In its fiscal year 2011 budget request, DOT’s Office of the Chief Information Officer (OCIO) requested $30 million to close the Department’s most serious cybersecurity gaps. Between fiscal years 2012 through 2015, Congress appropriated almost $29 million for DOT’s cybersecurity initiatives. Persistent weaknesses—such as those described in our 2015 review required by the Federal Information Security Management Act of 2002 (FISMA)—underscore the importance of the Department’s use of available funds to the extent possible to secure its systems. Due to the large investments that OCIO has made in cybersecurity over recent years, we conducted this audit. Our objectives were to determine whether OCIO (1) expended the appropriated funds to support cybersecurity initiatives, and (2) adequately planned for its cybersecurity funding needs.
We found no instances in which OCIO expended its appropriated $29 million on non-cybersecurity initiatives. At the time of our review, OCIO had expended approximately $23.4 million of the $29 million. We sampled 61 of 181 transactions totaling $18.26 million of the $23.4 million, and all sampled transactions supported cybersecurity initiatives. However, OCIO did not consistently apply billing procedures when expending funds through its Working Capital Fund (WCF). We found that $285,352 of the $3.73 million in cybersecurity funds expended through the WCF paid for services outside of the period of performance and scope of work outlined in OCIO’s cybersecurity intra-agency agreements. Such errors make it difficult for OCIO to ensure that WCF customers are accurately and consistently charged for the services described in their customer agreements.

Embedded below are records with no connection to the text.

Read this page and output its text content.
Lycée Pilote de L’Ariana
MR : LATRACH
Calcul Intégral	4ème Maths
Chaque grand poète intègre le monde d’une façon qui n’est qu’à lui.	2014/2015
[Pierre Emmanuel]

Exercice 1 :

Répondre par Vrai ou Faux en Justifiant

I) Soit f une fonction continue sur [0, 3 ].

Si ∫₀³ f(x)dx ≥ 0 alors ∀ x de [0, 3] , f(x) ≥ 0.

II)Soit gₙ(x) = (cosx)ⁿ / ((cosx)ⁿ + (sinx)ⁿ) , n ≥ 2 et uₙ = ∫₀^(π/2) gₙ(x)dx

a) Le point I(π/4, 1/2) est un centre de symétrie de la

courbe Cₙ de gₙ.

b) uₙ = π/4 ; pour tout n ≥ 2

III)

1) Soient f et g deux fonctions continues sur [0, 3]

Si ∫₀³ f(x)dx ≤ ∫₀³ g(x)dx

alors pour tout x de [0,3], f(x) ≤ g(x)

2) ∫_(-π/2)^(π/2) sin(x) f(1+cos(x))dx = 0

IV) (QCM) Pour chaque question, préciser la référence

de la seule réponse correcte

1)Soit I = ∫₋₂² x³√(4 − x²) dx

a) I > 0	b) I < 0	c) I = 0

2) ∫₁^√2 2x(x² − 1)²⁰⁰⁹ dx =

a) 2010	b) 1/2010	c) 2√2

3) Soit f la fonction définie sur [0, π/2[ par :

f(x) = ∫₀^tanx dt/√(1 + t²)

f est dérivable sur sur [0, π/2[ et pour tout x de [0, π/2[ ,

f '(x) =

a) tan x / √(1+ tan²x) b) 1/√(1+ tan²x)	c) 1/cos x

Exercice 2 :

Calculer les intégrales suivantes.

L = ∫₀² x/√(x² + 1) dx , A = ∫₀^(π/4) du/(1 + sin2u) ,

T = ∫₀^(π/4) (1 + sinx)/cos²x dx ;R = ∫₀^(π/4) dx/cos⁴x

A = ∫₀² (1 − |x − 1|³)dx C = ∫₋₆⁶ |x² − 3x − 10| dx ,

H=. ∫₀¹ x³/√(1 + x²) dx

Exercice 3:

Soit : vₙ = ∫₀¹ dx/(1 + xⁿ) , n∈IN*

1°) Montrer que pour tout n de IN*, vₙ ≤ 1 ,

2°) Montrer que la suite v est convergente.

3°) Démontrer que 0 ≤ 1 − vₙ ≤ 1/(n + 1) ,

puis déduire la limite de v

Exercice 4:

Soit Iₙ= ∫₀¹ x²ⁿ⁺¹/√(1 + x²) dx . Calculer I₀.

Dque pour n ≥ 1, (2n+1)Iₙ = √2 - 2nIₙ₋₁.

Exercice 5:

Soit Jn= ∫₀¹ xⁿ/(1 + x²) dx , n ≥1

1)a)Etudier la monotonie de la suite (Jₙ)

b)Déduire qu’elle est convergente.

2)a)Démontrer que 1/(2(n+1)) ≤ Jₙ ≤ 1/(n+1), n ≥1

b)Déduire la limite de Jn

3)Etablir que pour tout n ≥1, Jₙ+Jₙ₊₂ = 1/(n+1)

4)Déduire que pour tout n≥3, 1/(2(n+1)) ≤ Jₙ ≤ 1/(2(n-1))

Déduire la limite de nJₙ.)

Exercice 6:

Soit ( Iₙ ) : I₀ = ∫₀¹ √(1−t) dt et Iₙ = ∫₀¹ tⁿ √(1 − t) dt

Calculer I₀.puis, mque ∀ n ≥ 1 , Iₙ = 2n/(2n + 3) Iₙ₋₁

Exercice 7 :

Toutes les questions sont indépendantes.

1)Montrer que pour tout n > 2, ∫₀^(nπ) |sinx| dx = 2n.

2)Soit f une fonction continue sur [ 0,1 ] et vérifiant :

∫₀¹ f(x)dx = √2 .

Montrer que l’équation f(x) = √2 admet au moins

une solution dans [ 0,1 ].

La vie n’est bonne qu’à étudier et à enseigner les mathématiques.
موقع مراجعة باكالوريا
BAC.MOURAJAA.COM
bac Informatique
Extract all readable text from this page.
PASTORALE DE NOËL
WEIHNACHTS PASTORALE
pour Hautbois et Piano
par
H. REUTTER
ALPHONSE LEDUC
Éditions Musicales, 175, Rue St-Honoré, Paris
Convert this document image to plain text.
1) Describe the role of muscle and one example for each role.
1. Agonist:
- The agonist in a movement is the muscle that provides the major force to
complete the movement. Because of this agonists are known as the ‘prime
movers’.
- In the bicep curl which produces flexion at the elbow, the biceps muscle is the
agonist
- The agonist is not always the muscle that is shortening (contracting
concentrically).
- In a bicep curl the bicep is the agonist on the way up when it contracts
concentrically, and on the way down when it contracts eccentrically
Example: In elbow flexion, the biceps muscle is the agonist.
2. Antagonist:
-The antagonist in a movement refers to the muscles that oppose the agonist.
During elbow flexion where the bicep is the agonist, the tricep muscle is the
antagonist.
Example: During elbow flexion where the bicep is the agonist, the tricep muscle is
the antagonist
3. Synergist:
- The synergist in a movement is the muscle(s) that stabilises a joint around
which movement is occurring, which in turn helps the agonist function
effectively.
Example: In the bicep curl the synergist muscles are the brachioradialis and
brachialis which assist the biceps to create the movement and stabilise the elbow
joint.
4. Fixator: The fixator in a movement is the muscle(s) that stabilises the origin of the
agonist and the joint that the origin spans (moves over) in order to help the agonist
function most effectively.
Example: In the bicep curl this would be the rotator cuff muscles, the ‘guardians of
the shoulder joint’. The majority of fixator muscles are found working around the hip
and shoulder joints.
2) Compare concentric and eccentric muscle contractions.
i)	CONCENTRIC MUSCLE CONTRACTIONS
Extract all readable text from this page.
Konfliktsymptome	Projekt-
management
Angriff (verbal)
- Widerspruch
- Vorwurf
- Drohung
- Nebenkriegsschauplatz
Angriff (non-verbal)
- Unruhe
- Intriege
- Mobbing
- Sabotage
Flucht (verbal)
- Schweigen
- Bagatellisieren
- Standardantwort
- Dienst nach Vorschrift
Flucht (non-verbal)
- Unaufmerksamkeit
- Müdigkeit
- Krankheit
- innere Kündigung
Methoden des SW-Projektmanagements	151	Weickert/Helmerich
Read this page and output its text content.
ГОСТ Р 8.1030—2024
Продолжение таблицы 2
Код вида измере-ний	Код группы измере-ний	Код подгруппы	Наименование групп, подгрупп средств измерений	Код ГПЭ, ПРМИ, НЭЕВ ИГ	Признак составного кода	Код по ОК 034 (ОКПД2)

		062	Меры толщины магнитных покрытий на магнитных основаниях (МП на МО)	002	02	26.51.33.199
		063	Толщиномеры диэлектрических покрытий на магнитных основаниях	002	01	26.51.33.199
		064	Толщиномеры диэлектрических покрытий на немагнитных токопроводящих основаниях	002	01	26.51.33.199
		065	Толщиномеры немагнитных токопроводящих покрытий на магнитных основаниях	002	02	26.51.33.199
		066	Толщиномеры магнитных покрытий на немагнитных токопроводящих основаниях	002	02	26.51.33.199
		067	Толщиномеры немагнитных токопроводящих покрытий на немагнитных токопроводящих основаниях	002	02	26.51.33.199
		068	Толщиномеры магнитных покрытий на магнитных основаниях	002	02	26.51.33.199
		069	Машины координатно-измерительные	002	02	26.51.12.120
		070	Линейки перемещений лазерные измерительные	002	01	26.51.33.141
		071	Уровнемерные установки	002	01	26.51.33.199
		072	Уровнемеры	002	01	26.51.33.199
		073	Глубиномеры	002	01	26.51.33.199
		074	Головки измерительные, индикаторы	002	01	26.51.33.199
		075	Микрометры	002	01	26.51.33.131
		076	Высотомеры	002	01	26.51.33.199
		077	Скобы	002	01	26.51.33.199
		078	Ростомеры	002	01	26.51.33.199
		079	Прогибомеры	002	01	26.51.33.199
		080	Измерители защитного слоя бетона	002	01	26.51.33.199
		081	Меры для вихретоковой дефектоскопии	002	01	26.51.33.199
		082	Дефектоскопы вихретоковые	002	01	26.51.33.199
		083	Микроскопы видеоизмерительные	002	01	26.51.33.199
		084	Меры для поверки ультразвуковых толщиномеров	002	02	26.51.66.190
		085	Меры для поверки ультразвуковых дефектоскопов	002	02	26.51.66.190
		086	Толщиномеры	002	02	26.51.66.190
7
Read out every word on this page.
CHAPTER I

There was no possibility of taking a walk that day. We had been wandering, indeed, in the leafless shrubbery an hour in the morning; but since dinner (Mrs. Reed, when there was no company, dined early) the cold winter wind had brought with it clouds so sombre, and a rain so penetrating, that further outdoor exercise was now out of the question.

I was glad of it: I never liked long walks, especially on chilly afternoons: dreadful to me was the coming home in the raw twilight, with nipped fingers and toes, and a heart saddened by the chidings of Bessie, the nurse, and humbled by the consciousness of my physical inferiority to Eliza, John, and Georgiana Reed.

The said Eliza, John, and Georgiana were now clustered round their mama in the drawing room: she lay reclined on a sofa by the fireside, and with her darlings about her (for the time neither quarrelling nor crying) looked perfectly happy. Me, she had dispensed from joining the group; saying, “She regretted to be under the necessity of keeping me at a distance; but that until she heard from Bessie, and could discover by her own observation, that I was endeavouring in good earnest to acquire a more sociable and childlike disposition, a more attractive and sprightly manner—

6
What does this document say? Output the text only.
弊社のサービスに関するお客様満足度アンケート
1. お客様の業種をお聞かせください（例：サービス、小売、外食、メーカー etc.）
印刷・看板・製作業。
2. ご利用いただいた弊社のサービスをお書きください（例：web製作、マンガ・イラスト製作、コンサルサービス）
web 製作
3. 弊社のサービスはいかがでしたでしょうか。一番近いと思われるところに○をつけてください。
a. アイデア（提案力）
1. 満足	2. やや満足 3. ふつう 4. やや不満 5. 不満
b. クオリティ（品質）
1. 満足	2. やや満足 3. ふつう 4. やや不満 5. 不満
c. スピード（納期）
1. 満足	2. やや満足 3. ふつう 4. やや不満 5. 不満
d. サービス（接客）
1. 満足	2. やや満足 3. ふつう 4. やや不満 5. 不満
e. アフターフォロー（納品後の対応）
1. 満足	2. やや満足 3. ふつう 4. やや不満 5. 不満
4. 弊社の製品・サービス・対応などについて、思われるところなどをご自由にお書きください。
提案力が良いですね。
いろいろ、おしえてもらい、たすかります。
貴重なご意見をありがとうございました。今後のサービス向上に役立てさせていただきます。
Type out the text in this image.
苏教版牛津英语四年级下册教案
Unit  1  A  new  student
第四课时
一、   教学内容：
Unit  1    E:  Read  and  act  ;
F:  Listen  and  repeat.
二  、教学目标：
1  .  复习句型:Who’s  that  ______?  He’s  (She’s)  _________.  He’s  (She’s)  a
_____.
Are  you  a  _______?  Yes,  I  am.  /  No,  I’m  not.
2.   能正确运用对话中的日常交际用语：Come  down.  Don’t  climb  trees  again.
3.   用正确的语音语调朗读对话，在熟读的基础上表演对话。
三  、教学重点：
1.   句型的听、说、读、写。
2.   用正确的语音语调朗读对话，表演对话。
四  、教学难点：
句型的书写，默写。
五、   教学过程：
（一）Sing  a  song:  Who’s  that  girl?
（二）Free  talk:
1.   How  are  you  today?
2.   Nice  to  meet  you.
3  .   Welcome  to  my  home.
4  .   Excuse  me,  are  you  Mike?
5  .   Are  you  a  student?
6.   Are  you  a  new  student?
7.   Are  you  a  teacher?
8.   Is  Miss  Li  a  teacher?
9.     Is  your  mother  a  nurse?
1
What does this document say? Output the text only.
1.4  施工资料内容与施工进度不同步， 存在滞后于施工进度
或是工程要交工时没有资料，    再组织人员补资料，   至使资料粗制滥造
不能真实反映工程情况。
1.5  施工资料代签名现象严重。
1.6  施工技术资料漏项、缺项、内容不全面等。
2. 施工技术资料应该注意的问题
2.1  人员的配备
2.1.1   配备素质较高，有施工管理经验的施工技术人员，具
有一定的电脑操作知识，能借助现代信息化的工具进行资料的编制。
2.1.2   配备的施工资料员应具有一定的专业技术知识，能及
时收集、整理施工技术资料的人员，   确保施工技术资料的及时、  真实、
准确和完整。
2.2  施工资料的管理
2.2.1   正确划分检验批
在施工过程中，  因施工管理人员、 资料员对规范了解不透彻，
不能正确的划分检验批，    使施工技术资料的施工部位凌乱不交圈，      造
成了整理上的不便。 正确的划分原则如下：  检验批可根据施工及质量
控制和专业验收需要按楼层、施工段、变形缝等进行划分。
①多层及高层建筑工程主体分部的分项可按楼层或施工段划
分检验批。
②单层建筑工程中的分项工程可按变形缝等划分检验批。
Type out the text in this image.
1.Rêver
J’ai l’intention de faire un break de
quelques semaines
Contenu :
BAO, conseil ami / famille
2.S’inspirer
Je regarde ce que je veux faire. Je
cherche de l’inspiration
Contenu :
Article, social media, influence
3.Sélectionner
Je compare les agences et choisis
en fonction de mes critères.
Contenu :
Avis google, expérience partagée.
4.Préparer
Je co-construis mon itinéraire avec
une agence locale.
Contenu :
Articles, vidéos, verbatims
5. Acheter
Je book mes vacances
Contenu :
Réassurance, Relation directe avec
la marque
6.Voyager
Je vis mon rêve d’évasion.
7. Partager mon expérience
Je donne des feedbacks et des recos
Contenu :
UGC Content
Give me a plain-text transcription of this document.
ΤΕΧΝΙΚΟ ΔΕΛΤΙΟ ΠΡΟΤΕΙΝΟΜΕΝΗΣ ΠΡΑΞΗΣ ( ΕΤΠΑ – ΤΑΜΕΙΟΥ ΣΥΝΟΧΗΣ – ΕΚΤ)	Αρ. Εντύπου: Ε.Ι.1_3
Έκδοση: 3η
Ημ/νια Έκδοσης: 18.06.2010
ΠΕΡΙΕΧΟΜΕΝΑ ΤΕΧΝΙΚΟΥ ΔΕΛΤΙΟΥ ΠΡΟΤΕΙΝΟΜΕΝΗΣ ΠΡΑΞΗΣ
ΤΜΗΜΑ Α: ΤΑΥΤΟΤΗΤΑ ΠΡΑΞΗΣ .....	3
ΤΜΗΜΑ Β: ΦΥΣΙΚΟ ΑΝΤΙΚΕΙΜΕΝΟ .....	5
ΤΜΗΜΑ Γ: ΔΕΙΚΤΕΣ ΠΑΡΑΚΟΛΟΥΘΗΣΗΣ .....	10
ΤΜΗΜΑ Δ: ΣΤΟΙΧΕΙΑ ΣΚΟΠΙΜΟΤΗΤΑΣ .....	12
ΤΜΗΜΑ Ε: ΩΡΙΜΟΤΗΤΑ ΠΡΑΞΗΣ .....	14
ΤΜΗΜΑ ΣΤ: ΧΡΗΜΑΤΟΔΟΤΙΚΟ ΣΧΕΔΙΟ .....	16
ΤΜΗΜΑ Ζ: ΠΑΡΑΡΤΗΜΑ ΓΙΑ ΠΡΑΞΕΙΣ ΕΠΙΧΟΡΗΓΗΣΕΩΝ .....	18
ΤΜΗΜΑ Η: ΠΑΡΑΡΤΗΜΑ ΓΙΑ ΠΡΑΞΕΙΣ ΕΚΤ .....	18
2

OCIO did not adequately plan for its cybersecurity funding needs, or maintain adequate documentation to justify costs estimates for the amount of cybersecurity funds requested in budget years 2014 and 2015. OCIO also did not always follow Office of Management and Budget or its own acquisition planning guidance for three information technology (IT) projects that accounted for about $20 million (68 percent) of the $29 million appropriated. As a result, we could not assess the reasonableness of OCIO’s IT costs. Lastly, while it developed strategic plans for long-term cybersecurity goals, OCIO did not develop tactical plans to prioritize which IT projects to invest in, raising questions about whether the Agency effectively planned near-term funding needs. This lack of sound planning and internal controls puts OCIO at risk of not being able to efficiently address DOT’s most serious cybersecurity gaps.
We made five recommendations to help OCIO improve its cybersecurity funding planning, three of which OCIO concurred with and two of which it non-concurred with.
Closed on 01.17.2020
No. 1 to OST
Update OCIO-WCF billing procedures to ensure billings are accurately and consistently applied to intra-agency agreements for products and services, within specified scopes of work and periods of performance.
Closed on 06.01.2021
No. 2 to OST
Document OCIO’s process for preparing cost estimates that support its cybersecurity budget request and maintaining support documentation justifying the basis of estimates.
No. 3 to OST
Implement the DOT Enterprise Program Management Review Framework and procedures for maintaining support documentation that complies with OMB design and planning requirements to justify its IT investments, including the Virtual Desktop Infrastructure and the Continuous Monitoring Software, and require the use of planning tools such as cost-benefit analyses to monitor the costs, schedule, and performance goals.
Closed on 03.11.2020
No. 4 to OST
Develop and manage a business case consistent with OMB guidance for cybersecurity investments, and ensure that Continuous Diagnostic and Mitigation program is incorporated into that investment for reporting of costs, and other criteria as required by OMB.
No. 5 to OST
Develop and implement a process specifying how OCIO prioritizes its cybersecurity IT investments, and follow through on its plan to develop separate plans that include which cybersecurity projects it plans to focus on to address near-term threats, important tactical cybersecurity goals, and remediation challenges.